Вике наклоняет голову и на несколько секунд становится похожа на молодую галку или ворону: круглые глаза, иссиня-черное крыло челки. Она смотрит на меня. Ох, как она смотрит. И я смотрю на нее, снизу, от стола. Собака снизу. Я – собака снизу.
– А сколько она продлится? – спрашивает Вике.
– Четыре дня. Включая выходные.
– Мой босс уехал позавчера. Представляешь, уехал, и никто не знает, где он. Сбежал с молоденькой стажеркой.
Пауза. Вике рассеянно берет ложку со столика.
– Никто не понимает, что происходит.
Как она пылает, бог мой, как она пылает, и постукивает ложкой по брекетам, звяк-звяк – тик-так часы у нее на запястье. Я беру салфетку, белую, пытаюсь поджечь ее зажигалкой.
– Я, честно говоря, очень не хочу отвечать на какие бы то ни было вопросы без него, – говорит Вике. – Я просто не знаю, что мне говорить. Вот так уехал… не предупредив, ничего…

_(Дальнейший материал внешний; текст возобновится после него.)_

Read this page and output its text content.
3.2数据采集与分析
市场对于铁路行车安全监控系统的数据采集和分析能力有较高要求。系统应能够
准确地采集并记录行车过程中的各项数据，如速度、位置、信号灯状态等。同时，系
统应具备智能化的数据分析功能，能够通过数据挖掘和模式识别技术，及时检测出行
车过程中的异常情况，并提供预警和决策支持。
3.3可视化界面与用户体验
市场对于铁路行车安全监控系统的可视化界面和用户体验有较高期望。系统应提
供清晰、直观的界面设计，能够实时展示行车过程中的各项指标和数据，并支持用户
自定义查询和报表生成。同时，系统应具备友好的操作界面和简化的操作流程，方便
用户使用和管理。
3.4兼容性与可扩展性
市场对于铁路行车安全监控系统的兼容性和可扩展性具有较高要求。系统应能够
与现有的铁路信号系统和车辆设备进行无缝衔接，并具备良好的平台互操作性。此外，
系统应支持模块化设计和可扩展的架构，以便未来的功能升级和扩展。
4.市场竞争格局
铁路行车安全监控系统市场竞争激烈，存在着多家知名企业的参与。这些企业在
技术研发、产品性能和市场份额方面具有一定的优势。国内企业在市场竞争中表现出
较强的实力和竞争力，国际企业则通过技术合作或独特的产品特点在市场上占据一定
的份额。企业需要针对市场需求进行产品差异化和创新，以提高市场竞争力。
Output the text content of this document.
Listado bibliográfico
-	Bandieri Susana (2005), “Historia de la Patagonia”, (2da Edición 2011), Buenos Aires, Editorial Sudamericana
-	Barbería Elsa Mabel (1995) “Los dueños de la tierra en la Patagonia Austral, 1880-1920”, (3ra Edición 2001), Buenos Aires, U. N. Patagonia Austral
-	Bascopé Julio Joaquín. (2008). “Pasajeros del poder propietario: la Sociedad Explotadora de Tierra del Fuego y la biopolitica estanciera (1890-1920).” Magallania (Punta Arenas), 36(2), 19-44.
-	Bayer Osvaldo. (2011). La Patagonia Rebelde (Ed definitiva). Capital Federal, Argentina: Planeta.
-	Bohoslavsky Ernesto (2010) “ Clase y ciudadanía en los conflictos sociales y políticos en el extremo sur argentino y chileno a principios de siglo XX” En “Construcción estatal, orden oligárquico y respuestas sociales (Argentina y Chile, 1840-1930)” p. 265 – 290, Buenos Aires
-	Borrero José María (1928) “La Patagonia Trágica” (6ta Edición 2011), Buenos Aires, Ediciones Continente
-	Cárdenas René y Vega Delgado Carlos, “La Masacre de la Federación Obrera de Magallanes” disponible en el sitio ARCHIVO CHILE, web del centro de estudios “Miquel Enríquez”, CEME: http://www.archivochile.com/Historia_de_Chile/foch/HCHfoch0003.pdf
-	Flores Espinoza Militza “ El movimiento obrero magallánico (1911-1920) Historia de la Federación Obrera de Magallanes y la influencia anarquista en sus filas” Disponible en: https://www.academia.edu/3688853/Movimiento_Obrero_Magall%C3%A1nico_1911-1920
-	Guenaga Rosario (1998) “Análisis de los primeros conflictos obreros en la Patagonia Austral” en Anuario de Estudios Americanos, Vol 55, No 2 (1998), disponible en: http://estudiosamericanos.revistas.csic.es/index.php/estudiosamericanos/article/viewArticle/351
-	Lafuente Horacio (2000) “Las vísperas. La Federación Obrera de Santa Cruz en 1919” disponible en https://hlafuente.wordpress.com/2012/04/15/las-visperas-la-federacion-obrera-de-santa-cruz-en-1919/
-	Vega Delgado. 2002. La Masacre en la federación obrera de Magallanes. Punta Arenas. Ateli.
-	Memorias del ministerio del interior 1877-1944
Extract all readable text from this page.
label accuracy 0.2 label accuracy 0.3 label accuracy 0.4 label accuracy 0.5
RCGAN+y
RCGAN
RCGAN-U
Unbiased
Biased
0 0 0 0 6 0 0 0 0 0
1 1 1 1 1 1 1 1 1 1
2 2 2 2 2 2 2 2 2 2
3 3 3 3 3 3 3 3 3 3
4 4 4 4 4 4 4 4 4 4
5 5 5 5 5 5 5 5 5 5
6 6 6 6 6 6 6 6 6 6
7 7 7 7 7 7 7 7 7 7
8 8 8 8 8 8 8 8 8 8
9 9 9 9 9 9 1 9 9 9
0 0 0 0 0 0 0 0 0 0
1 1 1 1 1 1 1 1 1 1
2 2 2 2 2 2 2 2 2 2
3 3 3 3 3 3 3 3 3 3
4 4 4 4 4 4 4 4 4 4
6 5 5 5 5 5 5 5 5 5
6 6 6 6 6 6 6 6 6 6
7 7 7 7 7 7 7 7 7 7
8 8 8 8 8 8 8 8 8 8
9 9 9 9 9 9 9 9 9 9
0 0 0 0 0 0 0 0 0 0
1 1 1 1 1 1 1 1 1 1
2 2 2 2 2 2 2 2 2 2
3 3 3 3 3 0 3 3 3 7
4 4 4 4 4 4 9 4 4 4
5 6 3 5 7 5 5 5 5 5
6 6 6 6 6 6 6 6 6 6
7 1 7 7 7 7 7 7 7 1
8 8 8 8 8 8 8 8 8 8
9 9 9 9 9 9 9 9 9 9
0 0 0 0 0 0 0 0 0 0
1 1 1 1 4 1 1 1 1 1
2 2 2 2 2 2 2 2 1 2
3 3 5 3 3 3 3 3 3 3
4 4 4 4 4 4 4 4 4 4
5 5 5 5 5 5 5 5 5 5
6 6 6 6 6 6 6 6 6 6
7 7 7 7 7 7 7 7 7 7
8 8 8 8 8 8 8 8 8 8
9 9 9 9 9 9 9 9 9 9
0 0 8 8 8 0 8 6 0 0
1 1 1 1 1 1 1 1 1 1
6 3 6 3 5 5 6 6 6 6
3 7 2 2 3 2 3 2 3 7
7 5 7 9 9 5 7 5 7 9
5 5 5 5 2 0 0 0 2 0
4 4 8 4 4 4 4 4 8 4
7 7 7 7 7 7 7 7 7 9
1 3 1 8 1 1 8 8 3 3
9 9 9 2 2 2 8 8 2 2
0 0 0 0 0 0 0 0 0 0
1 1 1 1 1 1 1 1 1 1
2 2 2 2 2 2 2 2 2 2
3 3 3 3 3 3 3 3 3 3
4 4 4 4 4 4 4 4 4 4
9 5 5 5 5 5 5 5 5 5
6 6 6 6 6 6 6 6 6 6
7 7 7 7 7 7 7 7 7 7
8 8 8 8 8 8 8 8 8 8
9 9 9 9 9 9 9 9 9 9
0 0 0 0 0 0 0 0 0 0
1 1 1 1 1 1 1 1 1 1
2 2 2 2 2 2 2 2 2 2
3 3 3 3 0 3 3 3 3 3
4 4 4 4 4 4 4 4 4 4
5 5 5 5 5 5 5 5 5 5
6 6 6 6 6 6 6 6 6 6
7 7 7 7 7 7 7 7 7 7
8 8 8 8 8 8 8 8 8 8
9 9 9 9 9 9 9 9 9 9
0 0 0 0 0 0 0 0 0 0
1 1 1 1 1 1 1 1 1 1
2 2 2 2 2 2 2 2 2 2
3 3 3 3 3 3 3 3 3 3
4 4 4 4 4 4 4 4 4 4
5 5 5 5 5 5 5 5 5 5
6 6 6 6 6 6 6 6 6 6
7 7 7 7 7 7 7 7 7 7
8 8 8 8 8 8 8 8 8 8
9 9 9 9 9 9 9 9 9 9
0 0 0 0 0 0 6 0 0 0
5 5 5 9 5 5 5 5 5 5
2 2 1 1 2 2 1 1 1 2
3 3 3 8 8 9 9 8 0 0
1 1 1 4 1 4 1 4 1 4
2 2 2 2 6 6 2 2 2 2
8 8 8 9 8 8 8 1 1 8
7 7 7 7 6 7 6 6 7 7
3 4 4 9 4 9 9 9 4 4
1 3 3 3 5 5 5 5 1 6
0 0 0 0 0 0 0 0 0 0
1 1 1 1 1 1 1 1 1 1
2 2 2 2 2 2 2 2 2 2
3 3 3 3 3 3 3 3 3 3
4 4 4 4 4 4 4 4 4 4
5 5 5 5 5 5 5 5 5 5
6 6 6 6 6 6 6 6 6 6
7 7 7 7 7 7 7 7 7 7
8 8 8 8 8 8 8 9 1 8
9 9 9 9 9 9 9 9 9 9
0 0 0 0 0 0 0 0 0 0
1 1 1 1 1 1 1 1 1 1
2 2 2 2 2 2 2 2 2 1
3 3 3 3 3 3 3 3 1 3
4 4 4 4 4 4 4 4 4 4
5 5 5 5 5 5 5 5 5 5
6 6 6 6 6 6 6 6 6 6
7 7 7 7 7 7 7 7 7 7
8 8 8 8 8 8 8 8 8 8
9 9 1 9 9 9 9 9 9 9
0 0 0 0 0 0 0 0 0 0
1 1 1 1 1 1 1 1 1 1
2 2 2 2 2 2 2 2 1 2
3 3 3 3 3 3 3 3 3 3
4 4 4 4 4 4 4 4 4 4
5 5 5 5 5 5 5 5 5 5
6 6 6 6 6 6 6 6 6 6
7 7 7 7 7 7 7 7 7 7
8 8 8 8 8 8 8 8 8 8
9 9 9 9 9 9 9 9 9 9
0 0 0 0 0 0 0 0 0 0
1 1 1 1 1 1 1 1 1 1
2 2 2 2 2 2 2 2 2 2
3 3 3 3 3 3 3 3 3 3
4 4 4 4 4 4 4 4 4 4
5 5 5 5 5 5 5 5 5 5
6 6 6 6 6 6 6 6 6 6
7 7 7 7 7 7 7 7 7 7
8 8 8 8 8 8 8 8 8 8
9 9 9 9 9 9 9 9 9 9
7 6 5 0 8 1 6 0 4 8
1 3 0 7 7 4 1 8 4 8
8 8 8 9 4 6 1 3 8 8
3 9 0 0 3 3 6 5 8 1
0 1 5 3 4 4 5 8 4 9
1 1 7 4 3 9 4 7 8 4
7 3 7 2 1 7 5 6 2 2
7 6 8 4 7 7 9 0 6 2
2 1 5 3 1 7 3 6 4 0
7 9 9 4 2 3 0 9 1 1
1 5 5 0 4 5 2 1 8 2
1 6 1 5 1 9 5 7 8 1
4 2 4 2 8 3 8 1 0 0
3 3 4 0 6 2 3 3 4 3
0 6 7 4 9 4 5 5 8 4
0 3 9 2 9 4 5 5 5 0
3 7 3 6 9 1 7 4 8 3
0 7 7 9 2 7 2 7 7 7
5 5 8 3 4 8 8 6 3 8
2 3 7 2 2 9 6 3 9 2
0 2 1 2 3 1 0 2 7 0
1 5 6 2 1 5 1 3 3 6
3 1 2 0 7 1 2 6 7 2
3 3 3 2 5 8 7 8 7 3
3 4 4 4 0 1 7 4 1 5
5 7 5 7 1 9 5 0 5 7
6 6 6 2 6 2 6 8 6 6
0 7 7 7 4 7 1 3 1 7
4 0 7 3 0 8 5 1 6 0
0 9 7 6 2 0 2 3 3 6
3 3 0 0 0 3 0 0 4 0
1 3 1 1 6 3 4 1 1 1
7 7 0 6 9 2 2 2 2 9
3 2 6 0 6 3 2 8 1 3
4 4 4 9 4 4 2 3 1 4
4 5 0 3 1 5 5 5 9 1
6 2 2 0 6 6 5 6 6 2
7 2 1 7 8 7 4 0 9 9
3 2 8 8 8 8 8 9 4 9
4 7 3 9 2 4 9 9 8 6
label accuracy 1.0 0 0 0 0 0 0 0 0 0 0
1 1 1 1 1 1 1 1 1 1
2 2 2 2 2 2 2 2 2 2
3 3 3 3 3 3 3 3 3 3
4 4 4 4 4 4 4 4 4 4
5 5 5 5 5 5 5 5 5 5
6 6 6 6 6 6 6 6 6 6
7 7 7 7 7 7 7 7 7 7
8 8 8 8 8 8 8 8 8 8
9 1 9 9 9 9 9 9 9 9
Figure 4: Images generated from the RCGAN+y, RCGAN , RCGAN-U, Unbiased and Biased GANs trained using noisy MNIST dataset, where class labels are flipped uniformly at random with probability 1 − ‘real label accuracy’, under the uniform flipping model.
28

Тополиный пух и пыль лежат по углам двора.
– Поехали, – рассеянно говорит Вике. – Прокатимся. Может быть, мы встретились снова только для того, чтобы Бэрримор мог нормально прорекламировать Mersedes S-klasse.
Я прошу еще одну большую чашку горячего, обжигающего кофе и рюмку коньяку, в то время как Вике пылает, сидя боком напротив меня, и волосы ее горят отблесками огня, как неопалимый куст, и искры слетают с концов прямых черных прядей. Вдох… Она едет со мной. Она едет со мной, со мной, со мной! Не умереть бы от счастья прямо здесь.
– Ты не совсем понимаешь, – говорит Вике и замолкает.
Вдали, в небе, начинается странный гул.
– Мне нужно родить. Врач сказал, надо родить, – говорит Вике. – Я не хочу с тобой… жить и все такое. Просто… мне надо родить, и все. Я хочу ребенка.
– Я очень устала, – говорит Вике. – Каждое утро краситься, причесываться, одеваться, наливать в машину бензин. Здороваться, общаться, разруливать. Есть, пить, засыпать.
Гул нарастает. Из-за крыш вылетает вертолет. Полицейская машина, синие мигалки. Грохот во дворах.
– Все иссякло, – говорит Вике. – А что конкретно? Что такое случилось? Я не знаю. Желаний нет, тоски нет. Ничего нет. Понимаешь? Остался один голый штырь.
Почти не темнеет, только ветер совсем сходит на нет.
– Мне так все надоело, – шепотом говорит Вике.